“Be Perfect”

Joseph F. McConkie, Robert L. Millet

Becoming perfect is a process, one which begins in this life and which continues into the world to come. For a discussion of perfection as a process, see Robert L. Millet, By Grace Are We Saved, pp. 88-92 also Robert L. Millet and Joseph Fielding McConkie, The Life Beyond, pp. 136-42. (Compare Commentary 2:174-75.)

“I Would That Ye Should Be Perfect”

This is a staggering, a sobering, and for some a stifling commandment. It must be viewed in perspective. No person, not the mightiest Apostle or the greatest prophet-save Jesus only-has ever navigated the roads of mortal life without sin. No one but the Savior has done so in the past and no mortal shall accomplish that task in the future. How then do we proceed?

“We are never justified in lowering the lofty standard held out to followers of the Christ. Nor are our actions or attitudes approved of God if we suggest that the Savior did not mean what he said when he called us to the transcendent level of perfection.

Our task is not to water down the ideal, nor to dilute the directive. Rather, we must view our challenge with perspective, must see things as they really are, but also as they really can be.”

(Robert L. Millet, By Grace Are We Saved, p. 89.)

“Therefore I Would That Ye Should Be Perfect”

Some have attained perfection in the sense that they did all that was commanded them in the sense that they gave themselves wholly to the accomplishment of the will of the Lord. Specific persons like Noah, Shem, Ham, Japheth, and Job are named in scripture as those who became perfect in their generation (see Genesis 6:9; Moses 8:27; Job 1:1).

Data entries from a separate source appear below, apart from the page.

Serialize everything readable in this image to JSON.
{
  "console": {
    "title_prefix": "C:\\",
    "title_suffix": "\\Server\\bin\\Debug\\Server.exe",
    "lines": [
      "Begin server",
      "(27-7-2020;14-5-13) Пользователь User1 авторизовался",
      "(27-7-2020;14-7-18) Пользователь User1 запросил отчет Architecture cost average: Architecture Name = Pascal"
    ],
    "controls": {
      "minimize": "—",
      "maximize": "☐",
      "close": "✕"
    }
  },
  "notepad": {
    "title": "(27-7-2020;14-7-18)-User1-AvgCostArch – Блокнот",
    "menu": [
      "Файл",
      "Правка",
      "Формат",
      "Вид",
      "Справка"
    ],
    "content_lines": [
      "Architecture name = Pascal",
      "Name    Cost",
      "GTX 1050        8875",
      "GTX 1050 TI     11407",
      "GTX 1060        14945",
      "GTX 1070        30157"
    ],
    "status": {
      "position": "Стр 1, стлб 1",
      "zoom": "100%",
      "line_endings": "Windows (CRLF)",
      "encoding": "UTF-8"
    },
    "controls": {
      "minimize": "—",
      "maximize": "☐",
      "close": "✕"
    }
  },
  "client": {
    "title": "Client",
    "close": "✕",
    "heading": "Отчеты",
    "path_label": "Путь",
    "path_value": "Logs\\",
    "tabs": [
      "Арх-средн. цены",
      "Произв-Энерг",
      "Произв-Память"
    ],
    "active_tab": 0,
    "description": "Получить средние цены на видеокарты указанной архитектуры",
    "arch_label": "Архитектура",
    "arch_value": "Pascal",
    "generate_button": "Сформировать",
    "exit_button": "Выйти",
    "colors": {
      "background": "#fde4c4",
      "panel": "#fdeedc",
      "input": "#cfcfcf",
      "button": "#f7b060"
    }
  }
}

President Brigham Young explained that “we all occupy diversified stations in the world and in the kingdom of God. Those who do right, and seek the glory of the Father in heaven, whether they can do little or much, if they do the very best they know how, they are perfect..... ’Be ye as perfect as ye can, ’ for that is all we can do.... To be as perfect as we possibly can according to our knowledge is to be just as perfect as our father in Heaven is. He cannot be any more perfect than he knows how, any more than we. When we are doing as well as we know in the sphere and station which we occupy here we are justified.” (Deseret News Weekly, 31 August 1854, p. 37.)